Lesson 10
This lesson concerns the cortex. The cortex comprises the uppermost layer of the brain and is considered the highest center of the brain's function. Your "action potential," your behavior or output to the world, is derived from activity in this portion of the brain. This is the portion of the brain that analyzes and decides. It provides for reflection on the multiple inputs provided to the brain. In short, it is "the thinking you."
The cortex has areas that receive very specific information such as a particular musical note heard from your right ear. This goes to a small group of cells in your left temporal lobe. A black, vertical line seen in your left field of view eye goes to a specific part of your right occipital lobe. A cold touch on your right thumb goes to a specific spot in the sensory cortex of your left parietal lobe. These are primary cortical areas.

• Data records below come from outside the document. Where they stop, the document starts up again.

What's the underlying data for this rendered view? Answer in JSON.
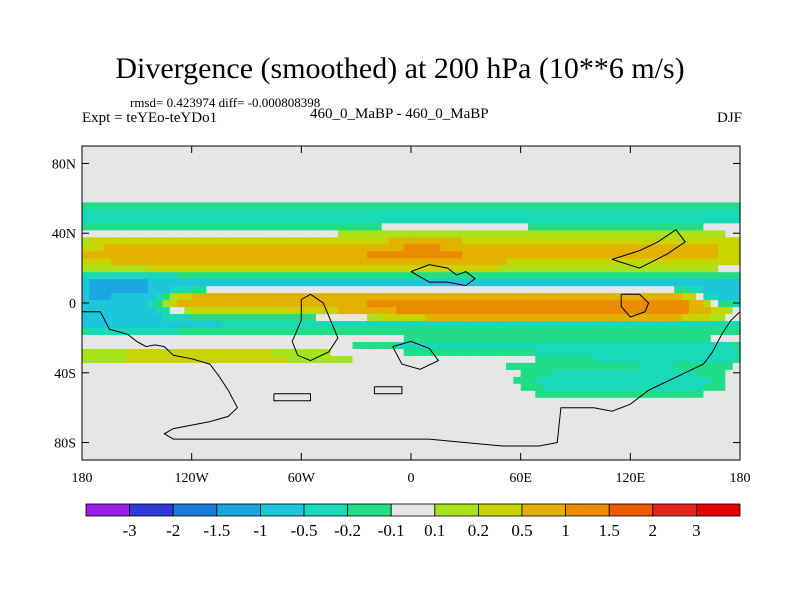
{
  "chart_data": {
    "type": "heatmap",
    "title": "Divergence (smoothed) at 200 hPa (10**6 m/s)",
    "stats_line": "rmsd= 0.423974 diff= -0.000808398",
    "experiment": "Expt = teYEo-teYDo1",
    "period": "460_0_MaBP - 460_0_MaBP",
    "season": "DJF",
    "x_ticks": [
      "180",
      "120W",
      "60W",
      "0",
      "60E",
      "120E",
      "180"
    ],
    "y_ticks": [
      "80N",
      "40N",
      "0",
      "40S",
      "80S"
    ],
    "x_range": [
      -180,
      180
    ],
    "y_range": [
      -90,
      90
    ],
    "colorbar_labels": [
      "-3",
      "-2",
      "-1.5",
      "-1",
      "-0.5",
      "-0.2",
      "-0.1",
      "0.1",
      "0.2",
      "0.5",
      "1",
      "1.5",
      "2",
      "3"
    ],
    "colorbar_colors": [
      "#9a1dea",
      "#2f3ad8",
      "#1a7cd8",
      "#1aa6e0",
      "#1ec6dc",
      "#18d9b8",
      "#22dd88",
      "#e6e6e6",
      "#a7e21d",
      "#c8d400",
      "#e3b200",
      "#eb8c00",
      "#ee5a00",
      "#e2241c",
      "#e20000"
    ],
    "features": [
      {
        "lon0": -150,
        "lon1": -10,
        "lat": 28,
        "wlon": 55,
        "wlat": 8,
        "v": 0.7
      },
      {
        "lon0": 20,
        "lon1": 150,
        "lat": 30,
        "wlon": 55,
        "wlat": 8,
        "v": 0.6
      },
      {
        "lon0": -120,
        "lon1": 150,
        "lat": 1,
        "wlon": 60,
        "wlat": 5,
        "v": 0.9
      },
      {
        "lon0": 20,
        "lon1": 140,
        "lat": -5,
        "wlon": 45,
        "wlat": 5,
        "v": 1.0
      },
      {
        "lon0": -170,
        "lon1": 150,
        "lat": 50,
        "wlon": 60,
        "wlat": 5,
        "v": -0.55
      },
      {
        "lon0": -160,
        "lon1": 140,
        "lat": 12,
        "wlon": 60,
        "wlat": 4,
        "v": -0.55
      },
      {
        "lon0": -150,
        "lon1": 130,
        "lat": -12,
        "wlon": 60,
        "wlat": 4,
        "v": -0.5
      },
      {
        "lon0": 20,
        "lon1": 140,
        "lat": -28,
        "wlon": 60,
        "wlat": 7,
        "v": -0.4
      },
      {
        "lon0": 90,
        "lon1": 140,
        "lat": -45,
        "wlon": 30,
        "wlat": 8,
        "v": -0.35
      },
      {
        "lon0": -130,
        "lon1": 40,
        "lat": -30,
        "wlon": 70,
        "wlat": 4,
        "v": 0.3
      },
      {
        "lon0": -170,
        "lon1": -150,
        "lat": 2,
        "wlon": 20,
        "wlat": 10,
        "v": -1.4
      },
      {
        "lon0": 170,
        "lon1": 180,
        "lat": 2,
        "wlon": 15,
        "wlat": 8,
        "v": -1.2
      }
    ],
    "coastline": [
      [
        [
          -180,
          -5
        ],
        [
          -170,
          -5
        ],
        [
          -165,
          -15
        ],
        [
          -155,
          -18
        ],
        [
          -150,
          -22
        ],
        [
          -145,
          -25
        ],
        [
          -140,
          -24
        ],
        [
          -135,
          -25
        ],
        [
          -130,
          -30
        ],
        [
          -120,
          -32
        ],
        [
          -110,
          -35
        ],
        [
          -105,
          -42
        ],
        [
          -100,
          -50
        ],
        [
          -95,
          -60
        ],
        [
          -100,
          -65
        ],
        [
          -110,
          -68
        ],
        [
          -120,
          -70
        ],
        [
          -130,
          -72
        ],
        [
          -135,
          -75
        ],
        [
          -130,
          -78
        ],
        [
          -110,
          -78
        ],
        [
          -90,
          -78
        ],
        [
          -70,
          -78
        ],
        [
          -50,
          -78
        ],
        [
          -30,
          -78
        ],
        [
          -10,
          -78
        ],
        [
          10,
          -78
        ],
        [
          30,
          -80
        ],
        [
          50,
          -82
        ],
        [
          70,
          -82
        ],
        [
          80,
          -80
        ],
        [
          82,
          -60
        ],
        [
          100,
          -60
        ],
        [
          110,
          -62
        ],
        [
          120,
          -58
        ],
        [
          130,
          -50
        ],
        [
          140,
          -45
        ],
        [
          150,
          -40
        ],
        [
          160,
          -35
        ],
        [
          165,
          -28
        ],
        [
          170,
          -18
        ],
        [
          175,
          -10
        ],
        [
          180,
          -5
        ]
      ],
      [
        [
          -60,
          2
        ],
        [
          -55,
          5
        ],
        [
          -48,
          0
        ],
        [
          -44,
          -10
        ],
        [
          -40,
          -20
        ],
        [
          -45,
          -28
        ],
        [
          -55,
          -33
        ],
        [
          -62,
          -30
        ],
        [
          -65,
          -22
        ],
        [
          -60,
          -10
        ],
        [
          -60,
          2
        ]
      ],
      [
        [
          -10,
          -25
        ],
        [
          0,
          -22
        ],
        [
          10,
          -26
        ],
        [
          15,
          -33
        ],
        [
          5,
          -38
        ],
        [
          -5,
          -35
        ],
        [
          -10,
          -25
        ]
      ],
      [
        [
          0,
          18
        ],
        [
          10,
          22
        ],
        [
          20,
          20
        ],
        [
          25,
          16
        ],
        [
          30,
          18
        ],
        [
          35,
          14
        ],
        [
          30,
          10
        ],
        [
          20,
          12
        ],
        [
          10,
          12
        ],
        [
          0,
          18
        ]
      ],
      [
        [
          115,
          5
        ],
        [
          125,
          5
        ],
        [
          130,
          0
        ],
        [
          128,
          -5
        ],
        [
          120,
          -8
        ],
        [
          115,
          -2
        ],
        [
          115,
          5
        ]
      ],
      [
        [
          110,
          25
        ],
        [
          125,
          30
        ],
        [
          135,
          35
        ],
        [
          145,
          42
        ],
        [
          150,
          35
        ],
        [
          140,
          28
        ],
        [
          125,
          20
        ],
        [
          110,
          25
        ]
      ],
      [
        [
          -20,
          -48
        ],
        [
          -5,
          -48
        ],
        [
          -5,
          -52
        ],
        [
          -20,
          -52
        ],
        [
          -20,
          -48
        ]
      ],
      [
        [
          -75,
          -52
        ],
        [
          -55,
          -52
        ],
        [
          -55,
          -56
        ],
        [
          -75,
          -56
        ],
        [
          -75,
          -52
        ]
      ]
    ]
  }
}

Huge areas of our brain are devoted to connecting these primary regions and linking information from different primary sensory and motor cortical regions. These cortical regions are described as associative cortex. This large amount of associative cortex distinguishes us as humans. A large volume of the cortex is comprised of white matter tracts or “U fibers” that connect various cortical regions with one another. As an example, the corpus callosum is one large bundle of axons that connects the right and left sides of our brain.

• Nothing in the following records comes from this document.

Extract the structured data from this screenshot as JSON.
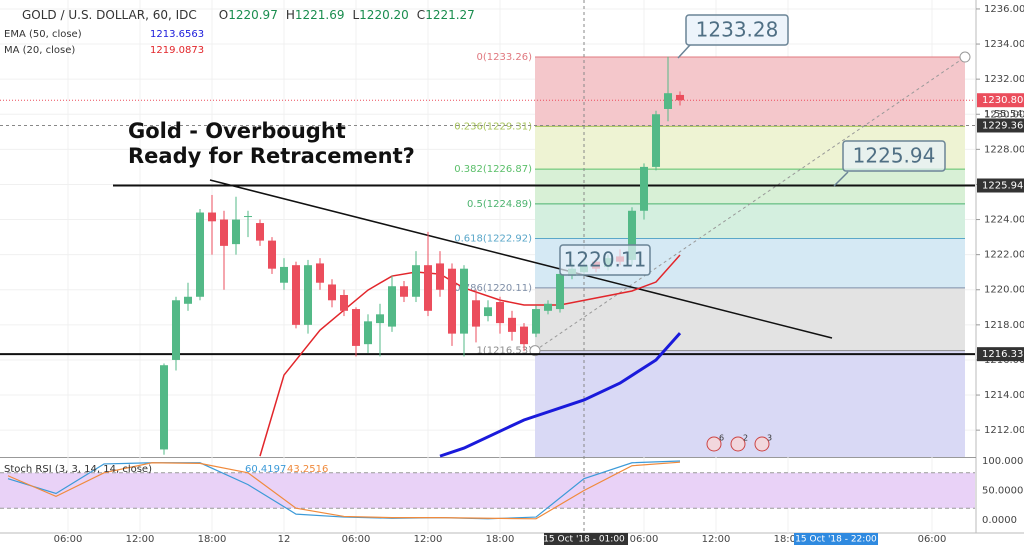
{
  "header": {
    "symbol": "GOLD / U.S. DOLLAR, 60, IDC",
    "ohlc": [
      {
        "k": "O",
        "v": "1220.97"
      },
      {
        "k": "H",
        "v": "1221.69"
      },
      {
        "k": "L",
        "v": "1220.20"
      },
      {
        "k": "C",
        "v": "1221.27"
      }
    ]
  },
  "chart_data": {
    "type": "candlestick",
    "title": "GOLD / U.S. DOLLAR, 60, IDC",
    "annotation": [
      "Gold - Overbought",
      "Ready for Retracement?"
    ],
    "up_color": "#53b987",
    "down_color": "#eb4d5c",
    "x": [
      13,
      14,
      15,
      16,
      17,
      18,
      19,
      20,
      21,
      22,
      23,
      24,
      25,
      26,
      27,
      28,
      29,
      30,
      31,
      32,
      33,
      34,
      35,
      36,
      37,
      38,
      39,
      40,
      41,
      42,
      43,
      44,
      45,
      46,
      47,
      48,
      49,
      50,
      51,
      52,
      53,
      54,
      55,
      56
    ],
    "open": [
      1210.9,
      1216,
      1219.2,
      1219.6,
      1224.4,
      1224,
      1222.6,
      1224.2,
      1223.8,
      1222.8,
      1220.4,
      1221.4,
      1218,
      1221.5,
      1220.3,
      1219.7,
      1218.9,
      1216.9,
      1218.1,
      1217.9,
      1220.2,
      1219.6,
      1221.4,
      1221.5,
      1221.2,
      1217.5,
      1219.4,
      1218.5,
      1219.3,
      1218.4,
      1217.9,
      1217.5,
      1218.8,
      1218.9,
      1220.8,
      1221,
      1221.6,
      1221.3,
      1221.9,
      1221.7,
      1224.5,
      1227,
      1230.3,
      1231.1
    ],
    "high": [
      1215.8,
      1219.6,
      1220.4,
      1224.6,
      1225.4,
      1224.5,
      1225.3,
      1224.5,
      1224,
      1223,
      1221.8,
      1221.6,
      1221.7,
      1221.8,
      1220.6,
      1220,
      1219,
      1218.6,
      1219.2,
      1220.8,
      1220.5,
      1222.2,
      1223.3,
      1222.2,
      1221.5,
      1221.4,
      1220,
      1219.4,
      1219.6,
      1218.8,
      1218.1,
      1219.1,
      1219.4,
      1221.3,
      1221.5,
      1221.7,
      1221.8,
      1222,
      1222.3,
      1224.7,
      1227.2,
      1230.2,
      1233.28,
      1231.3
    ],
    "low": [
      1210.6,
      1215.4,
      1218.8,
      1219.4,
      1222,
      1220,
      1222,
      1223,
      1222.5,
      1220.9,
      1220,
      1217.8,
      1217.5,
      1220,
      1219,
      1218.5,
      1216.2,
      1216.4,
      1216.2,
      1217.6,
      1219.3,
      1219.3,
      1218.5,
      1219.6,
      1216.8,
      1216.2,
      1217,
      1218.2,
      1217.5,
      1217.1,
      1216.5,
      1217.3,
      1218.6,
      1218.7,
      1220.6,
      1220.8,
      1221,
      1221.1,
      1221.4,
      1221.4,
      1224,
      1226.8,
      1229.6,
      1230.5
    ],
    "close": [
      1215.7,
      1219.4,
      1219.6,
      1224.4,
      1223.9,
      1222.5,
      1224,
      1224.2,
      1222.8,
      1221.2,
      1221.3,
      1218,
      1221.4,
      1220.4,
      1219.4,
      1218.8,
      1216.8,
      1218.2,
      1218.6,
      1220.2,
      1219.6,
      1221.4,
      1218.8,
      1220,
      1217.5,
      1221.2,
      1217.9,
      1219,
      1218.1,
      1217.6,
      1216.9,
      1218.9,
      1219.2,
      1220.9,
      1221.2,
      1221.4,
      1221.2,
      1221.8,
      1221.6,
      1224.5,
      1227,
      1230,
      1231.2,
      1230.8
    ],
    "xlim": [
      -0.667,
      80.583
    ],
    "ylim": [
      1210.47,
      1236.51
    ],
    "yticks": [
      {
        "value": 1212,
        "label": "1212.00"
      },
      {
        "value": 1214,
        "label": "1214.00"
      },
      {
        "value": 1216,
        "label": "1216.00"
      },
      {
        "value": 1218,
        "label": "1218.00"
      },
      {
        "value": 1220,
        "label": "1220.00"
      },
      {
        "value": 1222,
        "label": "1222.00"
      },
      {
        "value": 1224,
        "label": "1224.00"
      },
      {
        "value": 1226,
        "label": "1226.00"
      },
      {
        "value": 1228,
        "label": "1228.00"
      },
      {
        "value": 1230,
        "label": "1230.00"
      },
      {
        "value": 1232,
        "label": "1232.00"
      },
      {
        "value": 1234,
        "label": "1234.00"
      },
      {
        "value": 1236,
        "label": "1236.00"
      }
    ],
    "xticks": [
      {
        "value": 5,
        "label": "06:00"
      },
      {
        "value": 11,
        "label": "12:00"
      },
      {
        "value": 17,
        "label": "18:00"
      },
      {
        "value": 23,
        "label": "12"
      },
      {
        "value": 29,
        "label": "06:00"
      },
      {
        "value": 35,
        "label": "12:00"
      },
      {
        "value": 41,
        "label": "18:00"
      },
      {
        "value": 53,
        "label": "06:00"
      },
      {
        "value": 59,
        "label": "12:00"
      },
      {
        "value": 65,
        "label": "18:00"
      },
      {
        "value": 77,
        "label": "06:00"
      }
    ],
    "crosshair_x": {
      "value": 48,
      "label": "15 Oct '18 - 01:00"
    },
    "marker_x": {
      "value": 69,
      "label": "15 Oct '18 - 22:00"
    },
    "series": [
      {
        "name": "EMA (50, close)",
        "last": "1213.6563",
        "color": "#1a1adb",
        "x": [
          36,
          38,
          43,
          48,
          51,
          54,
          56
        ],
        "values": [
          1210.52,
          1210.98,
          1212.58,
          1213.72,
          1214.68,
          1216.0,
          1217.53
        ]
      },
      {
        "name": "MA (20, close)",
        "last": "1219.0873",
        "color": "#e2262b",
        "x": [
          21,
          23,
          26,
          28,
          30,
          32,
          34,
          36,
          38,
          41,
          43,
          46,
          49,
          52,
          54,
          56
        ],
        "values": [
          1210.52,
          1215.14,
          1217.7,
          1218.84,
          1219.98,
          1220.78,
          1221.01,
          1220.89,
          1220.1,
          1219.41,
          1219.13,
          1219.13,
          1219.53,
          1219.93,
          1220.44,
          1221.98
        ]
      }
    ],
    "fib": {
      "levels": [
        {
          "value": 1233.26,
          "label": "0(1233.26)"
        },
        {
          "value": 1229.31,
          "label": "0.236(1229.31)"
        },
        {
          "value": 1226.87,
          "label": "0.382(1226.87)"
        },
        {
          "value": 1224.89,
          "label": "0.5(1224.89)"
        },
        {
          "value": 1222.92,
          "label": "0.618(1222.92)"
        },
        {
          "value": 1220.11,
          "label": "0.786(1220.11)"
        },
        {
          "value": 1216.53,
          "label": "1(1216.53)"
        }
      ],
      "colors": [
        "#f4c7cb",
        "#eef3d3",
        "#d8f0d6",
        "#d4efdf",
        "#d5e9f4",
        "#e3e3e3",
        "#d9d9f5"
      ],
      "line_colors": [
        "#e0787f",
        "#a7c35a",
        "#5bbf6a",
        "#4cb36f",
        "#5aa7c9",
        "#7f8fa8",
        "#8c8c8c"
      ]
    },
    "hlines": [
      1225.94,
      1216.33
    ],
    "callouts": [
      1233.28,
      1225.94,
      1220.11
    ],
    "last_price": {
      "value": 1230.8,
      "label": "1230.80"
    },
    "countdown": "1:55:54",
    "crosshair_price": {
      "value": 1229.36,
      "label": "1229.36"
    },
    "events": [
      "6",
      "2",
      "3"
    ],
    "stoch": {
      "name": "Stoch RSI (3, 3, 14, 14, close)",
      "last": [
        "60.4197",
        "43.2516"
      ],
      "ylim": [
        -22.03,
        105.08
      ],
      "yticks": [
        {
          "value": 100,
          "label": "100.0000"
        },
        {
          "value": 50,
          "label": "50.0000"
        },
        {
          "value": 0,
          "label": "0.0000"
        }
      ],
      "band": [
        20,
        80
      ],
      "x": [
        0,
        4,
        8,
        12,
        16,
        20,
        24,
        28,
        32,
        36,
        40,
        44,
        48,
        52,
        56
      ],
      "series": [
        {
          "name": "%K",
          "color": "#3c9ad8",
          "values": [
            70,
            45,
            95,
            97,
            97,
            60,
            10,
            5,
            3,
            4,
            2,
            5,
            70,
            97,
            100
          ]
        },
        {
          "name": "%D",
          "color": "#f08a3c",
          "values": [
            75,
            40,
            80,
            97,
            96,
            80,
            20,
            6,
            4,
            4,
            3,
            2,
            50,
            92,
            98
          ]
        }
      ]
    }
  }
}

A simple task such as reading aloud requires connection between the visual brain, the auditory brain, the motor cortex that controls the lips, eyes, hands, vocal cords and the language centers. To provide some emotional impact to the reading, your memories, limbic system and autonomic system need to be in on the performance too.
Similar inputs from the world become associated with different personal experiences. If you were stung by a bee and developed severe swelling and itching, the next time you heard the buzz of a bee your associations would be different from those of a person who associates bees with their grandpa’s bee farm and warm honey.
The associative cortex and its connections help to make you the individual you are. As described above, the black line, auditory tone and thumb movement could be a moment at the piano or a moment at the video game controller. The primary cortical events are similar but the connections of the associative cortex make each event different.
These connections are very fragile. So are the associations that make you who you are. You as an individual are very fragile, HANDLE WITH CARE.
The lesson I would like to impart is just how tenuous the linkage is between your brain’s function and your individuality. Traumatic injury can readily disrupt the circuitry of the brain and render it permanently nonfunctional. The shearing forces of an impact can cause you to be irreparably harmed. A traumatic injury can result in you slipping away from what is left of your brain.
Don’t take risks that can result in your individuality being stripped from you.